Thousands of individuals in small Pacific nations are needlessly dying from “easily treatable” cancers because of inadequate health care systems, a new report shows.
In a report published in the Lancet Oncology, medical researchers claim the Pacific "has been largely neglected in global cancer control" and, as a result, contends with inadequate cancer surveillance, poor access to cancer treatments, and an ultimately overburdened health system.
"Many Pacific Island countries and territories either lack or have poorly developed cancer screening, pathology, oncology, surgical, and palliative care services,” Diana Sarfati, lead report author and cancer researcher at New Zealand’s University of Otago, said in a statement.
"Added to this, access to morphine is very limited, so death can often be excruciating,” Sarfati added.
Led by @DiSarfati and launching at #PHMM2019, our Series on #Cancer control in small island nations includes 5 papers that highlight the challenges and opportunities in improving cancer care in the #Pacific and #Caribbean islands @WHOWPRO@spc_cpshttps://t.co/HFvo9ErekPpic.twitter.com/wuqTVYVwjf— The Lancet Oncology (@TheLancetOncol) August 6, 2019
According to the report, the scarcity of cancer screening services means people often only pursue medical care when their symptoms and cancers reach critical stages. Separate data shows that from 2007 to 2015, over 70% of adult patients had their cancers diagnosed at or above stage three in United States-affiliated Pacific nations.
The region also witnesses cancers linked to both obesity and tobacco use as well as those related to poverty.

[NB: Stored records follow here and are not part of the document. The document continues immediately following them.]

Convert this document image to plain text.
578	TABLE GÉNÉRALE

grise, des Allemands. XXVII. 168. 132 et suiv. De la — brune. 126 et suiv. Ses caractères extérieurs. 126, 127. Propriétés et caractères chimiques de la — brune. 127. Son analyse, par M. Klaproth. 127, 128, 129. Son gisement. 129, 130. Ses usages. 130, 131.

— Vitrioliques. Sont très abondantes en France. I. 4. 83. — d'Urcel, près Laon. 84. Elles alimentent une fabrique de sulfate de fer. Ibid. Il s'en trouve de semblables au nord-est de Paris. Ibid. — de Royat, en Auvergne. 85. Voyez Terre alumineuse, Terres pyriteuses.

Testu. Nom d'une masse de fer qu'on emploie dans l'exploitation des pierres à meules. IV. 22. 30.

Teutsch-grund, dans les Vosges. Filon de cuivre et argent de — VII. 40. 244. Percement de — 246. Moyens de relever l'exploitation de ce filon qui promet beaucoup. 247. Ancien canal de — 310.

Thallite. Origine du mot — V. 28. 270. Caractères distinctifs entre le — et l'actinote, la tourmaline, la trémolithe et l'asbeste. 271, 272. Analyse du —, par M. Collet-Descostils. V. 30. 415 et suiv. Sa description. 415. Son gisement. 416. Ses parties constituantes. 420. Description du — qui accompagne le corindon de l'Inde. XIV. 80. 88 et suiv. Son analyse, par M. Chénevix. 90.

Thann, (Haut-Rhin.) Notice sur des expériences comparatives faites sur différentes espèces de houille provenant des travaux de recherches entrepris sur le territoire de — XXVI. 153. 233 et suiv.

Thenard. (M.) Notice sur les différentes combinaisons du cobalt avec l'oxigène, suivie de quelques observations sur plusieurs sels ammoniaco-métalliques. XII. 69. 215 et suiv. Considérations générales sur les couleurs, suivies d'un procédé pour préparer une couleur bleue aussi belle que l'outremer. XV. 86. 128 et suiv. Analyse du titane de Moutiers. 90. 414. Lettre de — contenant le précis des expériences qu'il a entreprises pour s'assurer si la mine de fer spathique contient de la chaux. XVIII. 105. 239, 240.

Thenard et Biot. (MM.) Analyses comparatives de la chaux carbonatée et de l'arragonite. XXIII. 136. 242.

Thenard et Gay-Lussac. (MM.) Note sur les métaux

"Cancers linked to poverty and infection are coinciding with those cancers that are more associated with a changing diet, physical inactivity, obesity, and exposure to tobacco, such as lung, breast, and uterine cancers,” Sarfati stated.
According to the report, around 50% of cancer rates in men are cancers of the lip, prostate, stomach, lung, and liver. After breast cancer, cervical cancer is the leading cancer killer for Pacific women. Rates of cervical cancer have been linked to the region’s failure to routinely immunize girls and women against the cancer-causing human papillomavirus.
The lack of cancer care has also been linked to the region’s geographic issues.
In Papua New Guinea, half the country is unreachable by road due to mountain ranges, vast wetlands, and large rivers — making attending hospitals and treatment centers for some citizens almost impossible, SBS reports.
Likewise, citizens of Tokelau, a remote territory halfway between Hawaii and New Zealand, must travel via Samoa to reach areas off the islands. The territory has no airport or port, and the boat journey to Samoa takes over 24 hours and is only available fortnightly.
The report has laid out six key recommendations to improve regional cancer outcomes.
These include developing regional collaborative cancer approaches, ensuring cancer control is integral to the broader health agenda, and strengthening palliative care provision. The key recommendations were presented to regional health leaders this week at the Pacific Health Ministers Meeting in Tahiti.
Following the report’s handover, the President of French Polynesia Édouard Fritch voiced his support for a regional cancer treatment hub to be built in Tahiti.
Likewise, Australia pledged just over $2 million AUD for preventative cancer efforts — including attempts to reduce childhood obesity and develop tobacco control laws and policy throughout the region.
Papua New Guinea also committed $17.6 million USD to improve cancer treatment in the nation’s two largest hospitals.